For every character in string

  1. Looping through the characters of a std::string, using a range-based for loop (it's from C++11, already supported in recent releases of GCC, clang, and the VC11 beta):

    std::string str = ???;
    for(char& c : str) {
        do_things_with(c);
    }
    
  2. Looping through the characters of a std::string with iterators:

    std::string str = ???;
    for(std::string::iterator it = str.begin(); it != str.end(); ++it) {
        do_things_with(*it);
    }
    
  3. Looping through the characters of a std::string with an old-fashioned for-loop:

    std::string str = ???;
    for(std::string::size_type i = 0; i < str.size(); ++i) {
        do_things_with(str[i]);
    }
    
  4. Looping through the characters of a null-terminated character array:

    char* str = ???;
    for(char* it = str; *it; ++it) {
        do_things_with(*it);
    }
    

A for loop can be implemented like this:

string str("HELLO");
for (int i = 0; i < str.size(); i++){
    cout << str[i];
}

This will print the string character by character. str[i] returns character at index i.
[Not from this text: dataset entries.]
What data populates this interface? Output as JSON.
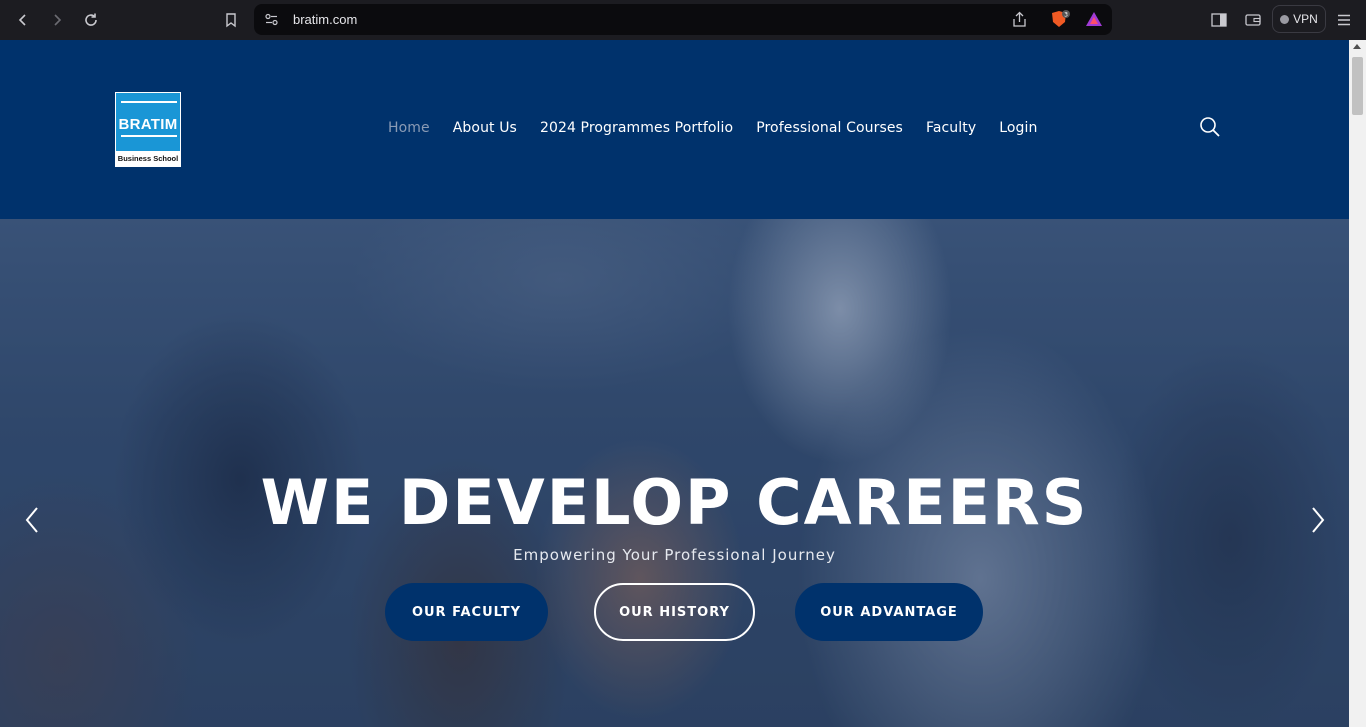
{
  "browser": {
    "url": "bratim.com",
    "vpn_label": "VPN",
    "shield_badge": "3"
  },
  "site": {
    "logo": {
      "name": "BRATIM",
      "tagline": "Business School"
    },
    "nav": [
      {
        "label": "Home",
        "active": true
      },
      {
        "label": "About Us"
      },
      {
        "label": "2024 Programmes Portfolio"
      },
      {
        "label": "Professional Courses"
      },
      {
        "label": "Faculty"
      },
      {
        "label": "Login"
      }
    ]
  },
  "hero": {
    "title": "WE DEVELOP CAREERS",
    "subtitle": "Empowering Your Professional Journey",
    "buttons": [
      {
        "label": "OUR FACULTY",
        "style": "solid"
      },
      {
        "label": "OUR HISTORY",
        "style": "outline"
      },
      {
        "label": "OUR ADVANTAGE",
        "style": "solid"
      }
    ]
  },
  "colors": {
    "brand_navy": "#00326c",
    "logo_blue": "#1a96d6"
  }
}
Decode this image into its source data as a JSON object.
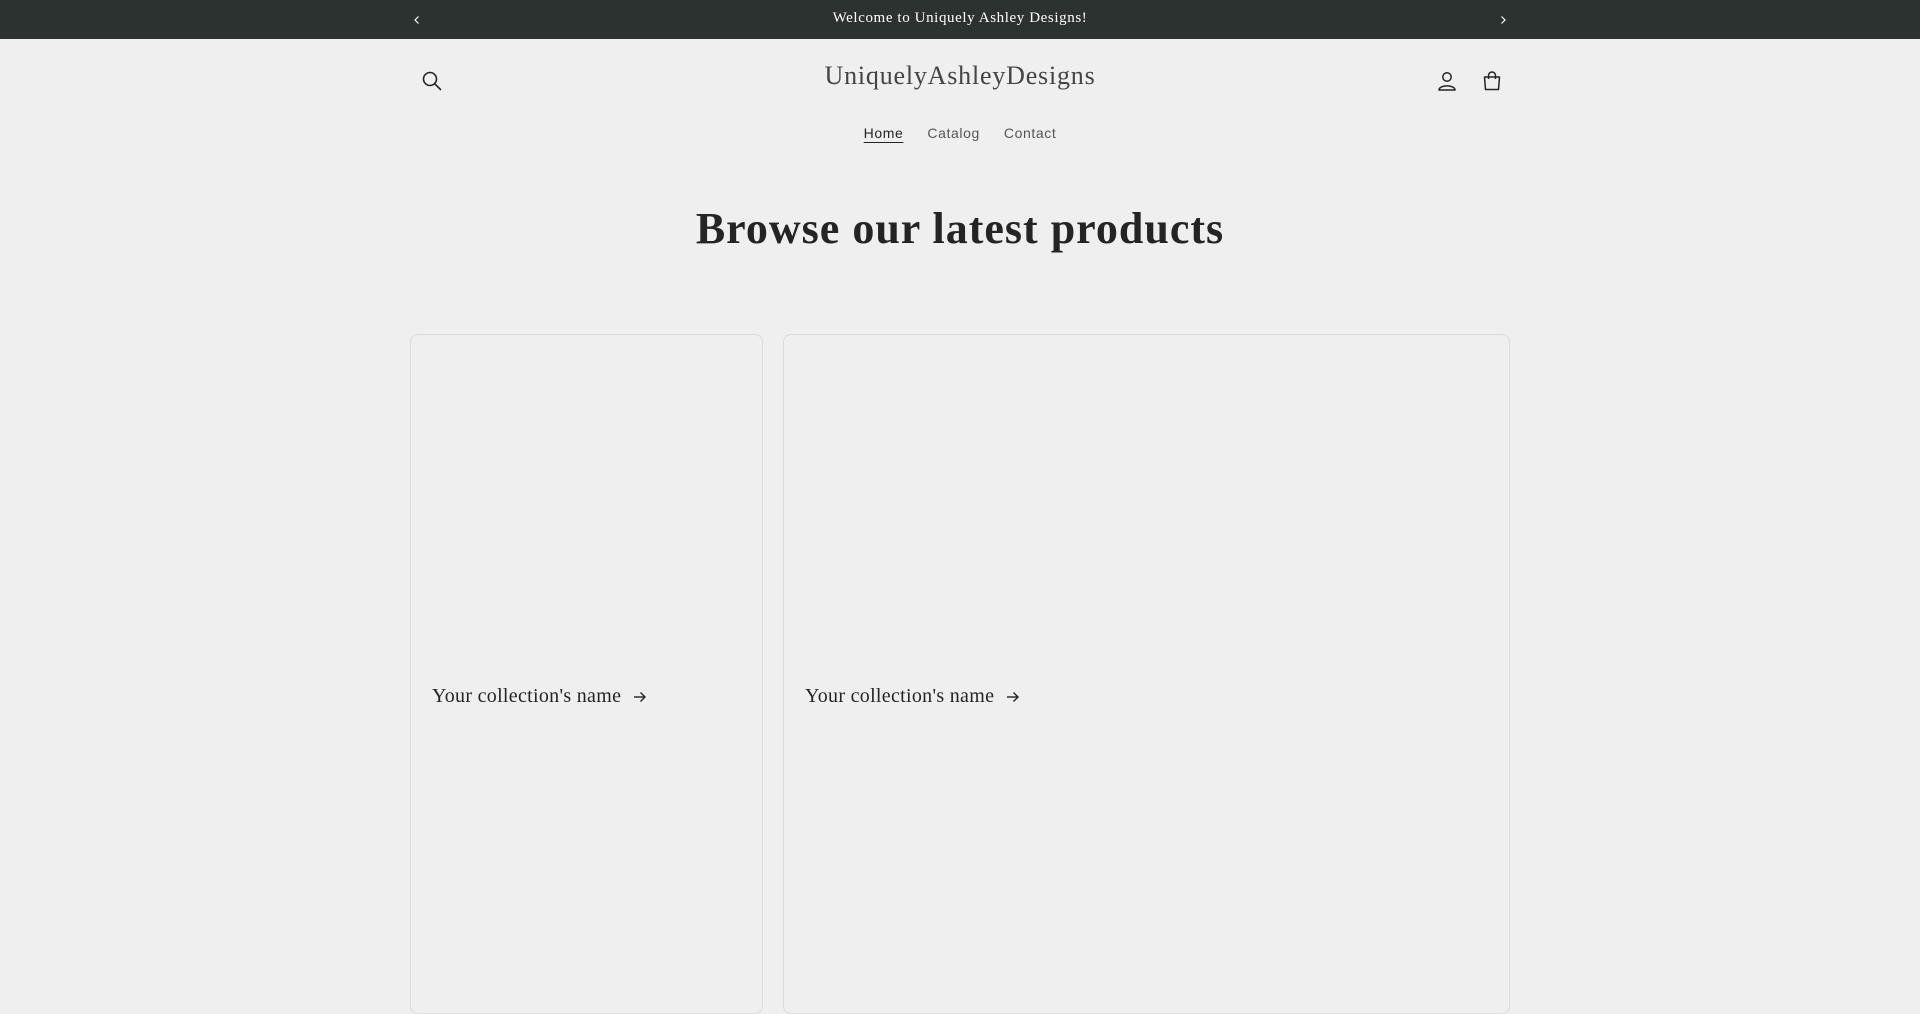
{
  "announcement": {
    "message": "Welcome to Uniquely Ashley Designs!",
    "prev_icon": "chevron-left-icon",
    "next_icon": "chevron-right-icon",
    "background": "#2b3230",
    "text_color": "#ffffff"
  },
  "header": {
    "logo": "UniquelyAshleyDesigns",
    "search_icon": "search-icon",
    "account_icon": "account-icon",
    "cart_icon": "cart-icon"
  },
  "nav": {
    "items": [
      {
        "label": "Home",
        "active": true
      },
      {
        "label": "Catalog",
        "active": false
      },
      {
        "label": "Contact",
        "active": false
      }
    ]
  },
  "main": {
    "heading": "Browse our latest products",
    "collections": [
      {
        "name": "Your collection's name",
        "icon": "arrow-right-icon"
      },
      {
        "name": "Your collection's name",
        "icon": "arrow-right-icon"
      }
    ]
  },
  "colors": {
    "page_background": "#f0eff0",
    "text": "#242424",
    "card_border": "#dcdbdc"
  }
}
If it is a character array:

char str[6] = "hello";
for (int i = 0; str[i] != '\0'; i++){
    cout << str[i];
}

Basically above two are two type of strings supported by c++. The second is called c string and the first is called std string or(c++ string).I would suggest use c++ string,much Easy to handle.


In modern C++:

std::string s("Hello world");

for (char & c : s)
{
    std::cout << "One character: " << c << "\n";
    c = '*';
}

In C++98/03:

for (std::string::iterator it = s.begin(), end = s.end(); it != end; ++it)
{
    std::cout << "One character: " << *it << "\n";
    *it = '*';
}

For read-only iteration, you can use std::string::const_iterator in C++98, and for (char const & c : s) or just for (char c : s) in C++11.